【概要】
皮膚がんは皮膚を構成する細胞ががん化して発生する悪性腫瘍であり、主に基底細胞がん、有棘細胞がん、悪性黒色腫(メラノーマ)の3種類がある。
<皮膚の構造とがんの発生>
皮膚は表皮・真皮・皮下組織の3層からなり、がんの種類によって起源となる細胞が異なる。

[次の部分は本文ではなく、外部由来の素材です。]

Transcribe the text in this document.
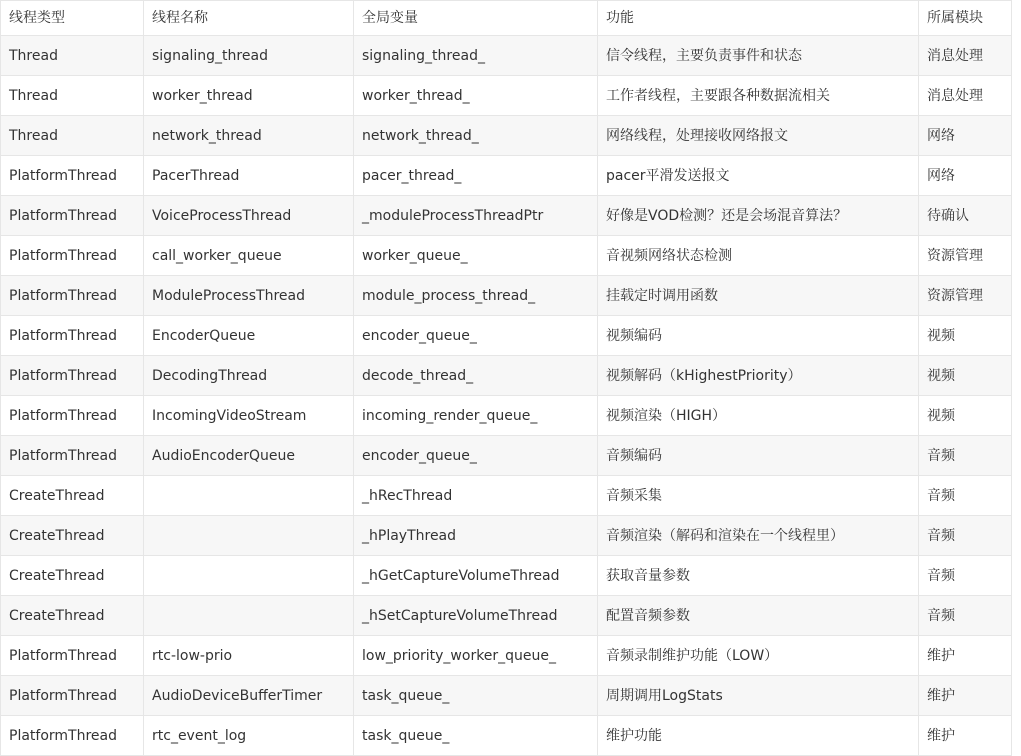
线程类型	线程名称	全局变量	功能	所属模块
Thread	signaling_thread	signaling_thread_	信令线程，主要负责事件和状态	消息处理
Thread	worker_thread	worker_thread_	工作者线程，主要跟各种数据流相关	消息处理
Thread	network_thread	network_thread_	网络线程，处理接收网络报文	网络
PlatformThread	PacerThread	pacer_thread_	pacer平滑发送报文	网络
PlatformThread	VoiceProcessThread	_moduleProcessThreadPtr	好像是VOD检测？还是会场混音算法？	待确认
PlatformThread	call_worker_queue	worker_queue_	音视频网络状态检测	资源管理
PlatformThread	ModuleProcessThread	module_process_thread_	挂载定时调用函数	资源管理
PlatformThread	EncoderQueue	encoder_queue_	视频编码	视频
PlatformThread	DecodingThread	decode_thread_	视频解码（kHighestPriority）	视频
PlatformThread	IncomingVideoStream	incoming_render_queue_	视频渲染（HIGH）	视频
PlatformThread	AudioEncoderQueue	encoder_queue_	音频编码	音频
CreateThread		_hRecThread	音频采集	音频
CreateThread		_hPlayThread	音频渲染（解码和渲染在一个线程里）	音频
CreateThread		_hGetCaptureVolumeThread	获取音量参数	音频
CreateThread		_hSetCaptureVolumeThread	配置音频参数	音频
PlatformThread	rtc-low-prio	low_priority_worker_queue_	音频录制维护功能（LOW）	维护
PlatformThread	AudioDeviceBufferTimer	task_queue_	周期调用LogStats	维护
PlatformThread	rtc_event_log	task_queue_	维护功能	维护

表皮内には角層、有棘層、基底層が存在し、それぞれ異なる細胞から腫瘍が発生する。
【分類】
◆ 基底細胞がん
表皮の最下層にある基底細胞から発生するがんで、皮膚がんの中では最も頻度が高い。
多くは中高年のまぶたや鼻の周辺など、日光曝露の多い部位に好発し、転移はまれである。
◆ 有棘細胞がん
表皮の中間層にあたる有棘層から生じるがんで、紫外線やウイルス感染、慢性炎症などが発症の引き金となる。進行すると周囲組織へ浸潤・転移する可能性がある。
◆ 悪性黒色腫(メラノーマ)
皮膚に色を与えるメラニン色素を産生するメラノサイトや、ホクロのもとになる母斑細胞に由来する悪性腫瘍。進行が早く、転移や再発が起こりやすいため、予後が非常に悪い腫瘍である。
【治療】
皮膚がんの治療の中心は外科的切除であり、腫瘍の種類や進行度に応じて適応が決まる。
特に有棘細胞がんやメラノーマでは、化学療法や免疫療法を併用する場合がある。
治療薬としては、フルオロウラシル(5-FU)やシスプラチンなどの抗がん剤に加え、
ニボルマブ(ヒト型抗PD-1抗体)などの免疫チェックポイント阻害薬も使用される。